An Xin, Xu Shuo, Zhang Lu-Da, Su Shi-Guang
College of Science, China Agricultural University, Beijing 100094, China.
Guang Pu Xue Yu Guang Pu Fen Xi. 2009 Jan;29(1):127-30.
In the present paper, on the basis of LS-SVM algorithm, we built a multiple dependent variables LS-SVM (MLS-SVM) regression model whose weights can be optimized, and gave the corresponding algorithm. Furthermore, we theoretically explained the relationship between MLS-SVM and LS-SVM. Sixty four broomcorn samples were taken as experimental material, and the sample ratio of modeling set to predicting set was 51 : 13. We first selected randomly and uniformly five weight groups in the interval [0, 1], and then in the way of leave-one-out (LOO) rule determined one appropriate weight group and parameters including penalizing parameters and kernel parameters in the model according to the criterion of the minimum of average relative error. Then a multiple dependent variables quantitative analysis model was built with NIR spectrum and simultaneously analyzed three chemical constituents containing protein, lysine and starch. Finally, the average relative errors between actual values and predicted ones by the model of three components for the predicting set were 1.65%, 6.47% and 1.37%, respectively, and the correlation coefficients were 0.9940, 0.8392 and 0.8825, respectively. For comparison, LS-SVM was also utilized, for which the average relative errors were 1.68%, 6.25% and 1.47%, respectively, and the correlation coefficients were 0.9941, 0.8310 and 0.8800, respectively. It is obvious that MLS-SVM algorithm is comparable to LS-SVM algorithm in modeling analysis performance, and both of them can give satisfying results. The result shows that the model with MLS-SVM algorithm is capable of doing multi-components NIR quantitative analysis synchronously. Thus MLS-SVM algorithm offers a new multiple dependent variables quantitative analysis approach for chemometrics. In addition, the weights have certain effect on the prediction performance of the model with MLS-SVM, which is consistent with our intuition and is validated in this study. Therefore, it is necessary to optimize weights in multiple dependent variables NIR modeling analysis.

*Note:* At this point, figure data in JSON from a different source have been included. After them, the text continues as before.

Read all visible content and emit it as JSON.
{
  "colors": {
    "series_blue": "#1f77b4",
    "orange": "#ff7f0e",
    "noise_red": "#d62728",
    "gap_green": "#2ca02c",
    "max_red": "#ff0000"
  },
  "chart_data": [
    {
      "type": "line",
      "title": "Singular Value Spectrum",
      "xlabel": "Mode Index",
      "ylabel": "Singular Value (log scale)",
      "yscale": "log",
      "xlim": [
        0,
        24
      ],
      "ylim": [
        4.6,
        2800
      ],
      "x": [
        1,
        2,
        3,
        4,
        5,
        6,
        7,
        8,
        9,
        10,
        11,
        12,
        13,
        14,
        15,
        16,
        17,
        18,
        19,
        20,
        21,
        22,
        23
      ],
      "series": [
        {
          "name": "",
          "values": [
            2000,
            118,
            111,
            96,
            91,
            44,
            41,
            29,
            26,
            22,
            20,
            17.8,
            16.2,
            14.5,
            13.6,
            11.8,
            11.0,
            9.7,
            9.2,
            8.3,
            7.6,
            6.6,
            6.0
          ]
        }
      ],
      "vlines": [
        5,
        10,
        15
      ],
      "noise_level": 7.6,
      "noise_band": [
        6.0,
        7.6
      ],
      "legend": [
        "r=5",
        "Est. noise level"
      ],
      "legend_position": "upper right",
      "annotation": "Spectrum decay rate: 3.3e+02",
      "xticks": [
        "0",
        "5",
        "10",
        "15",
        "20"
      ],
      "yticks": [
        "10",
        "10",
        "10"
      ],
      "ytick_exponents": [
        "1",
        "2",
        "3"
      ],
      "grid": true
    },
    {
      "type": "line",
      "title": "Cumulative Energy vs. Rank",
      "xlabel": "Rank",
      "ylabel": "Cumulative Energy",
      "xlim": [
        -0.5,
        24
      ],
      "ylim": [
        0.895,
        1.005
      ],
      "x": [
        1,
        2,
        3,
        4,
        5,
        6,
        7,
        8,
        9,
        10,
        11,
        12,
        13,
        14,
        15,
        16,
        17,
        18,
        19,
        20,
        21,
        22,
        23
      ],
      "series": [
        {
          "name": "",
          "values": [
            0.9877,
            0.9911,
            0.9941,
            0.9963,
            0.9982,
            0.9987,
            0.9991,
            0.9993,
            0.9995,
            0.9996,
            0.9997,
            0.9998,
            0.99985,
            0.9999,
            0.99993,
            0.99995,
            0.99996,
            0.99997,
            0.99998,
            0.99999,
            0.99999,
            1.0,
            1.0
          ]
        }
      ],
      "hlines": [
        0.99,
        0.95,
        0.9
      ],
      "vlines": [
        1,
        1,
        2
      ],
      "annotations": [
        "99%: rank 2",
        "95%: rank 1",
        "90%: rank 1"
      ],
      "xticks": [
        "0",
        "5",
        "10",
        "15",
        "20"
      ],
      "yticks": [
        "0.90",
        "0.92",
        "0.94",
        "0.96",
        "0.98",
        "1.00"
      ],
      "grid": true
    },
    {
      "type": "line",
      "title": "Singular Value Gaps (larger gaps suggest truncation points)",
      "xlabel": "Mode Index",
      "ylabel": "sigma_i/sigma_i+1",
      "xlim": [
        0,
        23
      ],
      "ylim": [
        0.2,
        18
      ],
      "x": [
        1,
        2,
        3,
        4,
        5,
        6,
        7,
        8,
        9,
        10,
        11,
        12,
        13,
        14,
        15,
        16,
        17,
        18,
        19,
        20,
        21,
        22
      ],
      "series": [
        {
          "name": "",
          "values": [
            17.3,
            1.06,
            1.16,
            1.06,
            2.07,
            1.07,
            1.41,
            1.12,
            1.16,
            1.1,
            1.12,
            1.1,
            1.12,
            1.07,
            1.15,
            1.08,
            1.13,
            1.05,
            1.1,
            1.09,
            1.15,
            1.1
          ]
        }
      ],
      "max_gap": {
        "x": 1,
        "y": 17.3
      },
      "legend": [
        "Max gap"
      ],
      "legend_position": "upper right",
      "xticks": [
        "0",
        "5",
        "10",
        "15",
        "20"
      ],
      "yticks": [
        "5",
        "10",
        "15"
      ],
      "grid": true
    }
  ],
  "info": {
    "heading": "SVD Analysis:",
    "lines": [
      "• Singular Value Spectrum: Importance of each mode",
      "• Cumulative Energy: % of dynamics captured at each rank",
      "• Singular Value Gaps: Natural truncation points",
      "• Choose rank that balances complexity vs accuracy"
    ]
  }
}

在本文中,基于最小二乘支持向量机(LS - SVM)算法,我们构建了一个权重可优化的多因变量LS - SVM(MLS - SVM)回归模型,并给出了相应算法。此外,我们从理论上解释了MLS - SVM与LS - SVM之间的关系。以64个黍样本为实验材料,建模集与预测集的样本比例为51∶13。我们首先在区间[0, 1]内随机均匀地选取5个权重组,然后按照留一法(LOO)规则,根据平均相对误差最小的准则确定一个合适的权重组以及模型中的惩罚参数和核参数等参数。接着利用近红外光谱建立了多因变量定量分析模型,并同时分析了包含蛋白质、赖氨酸和淀粉的三种化学成分。最后,预测集三种成分的模型预测值与实际值之间的平均相对误差分别为1.65%、6.47%和1.37%,相关系数分别为0.9940、0.8392和0.8825。作为对比,也使用了LS - SVM,其平均相对误差分别为1.68%、6.25%和1.47%,相关系数分别为0.9941、0.8310和0.8800。显然,MLS - SVM算法在建模分析性能上与LS - SVM算法相当,二者都能给出令人满意的结果。结果表明,采用MLS - SVM算法的模型能够同步进行多成分近红外定量分析。因此,MLS - SVM算法为化学计量学提供了一种新的多因变量定量分析方法。此外,权重对采用MLS - SVM的模型预测性能有一定影响,这与我们的直觉相符且在本研究中得到了验证。所以,在多因变量近红外建模分析中优化权重是必要的。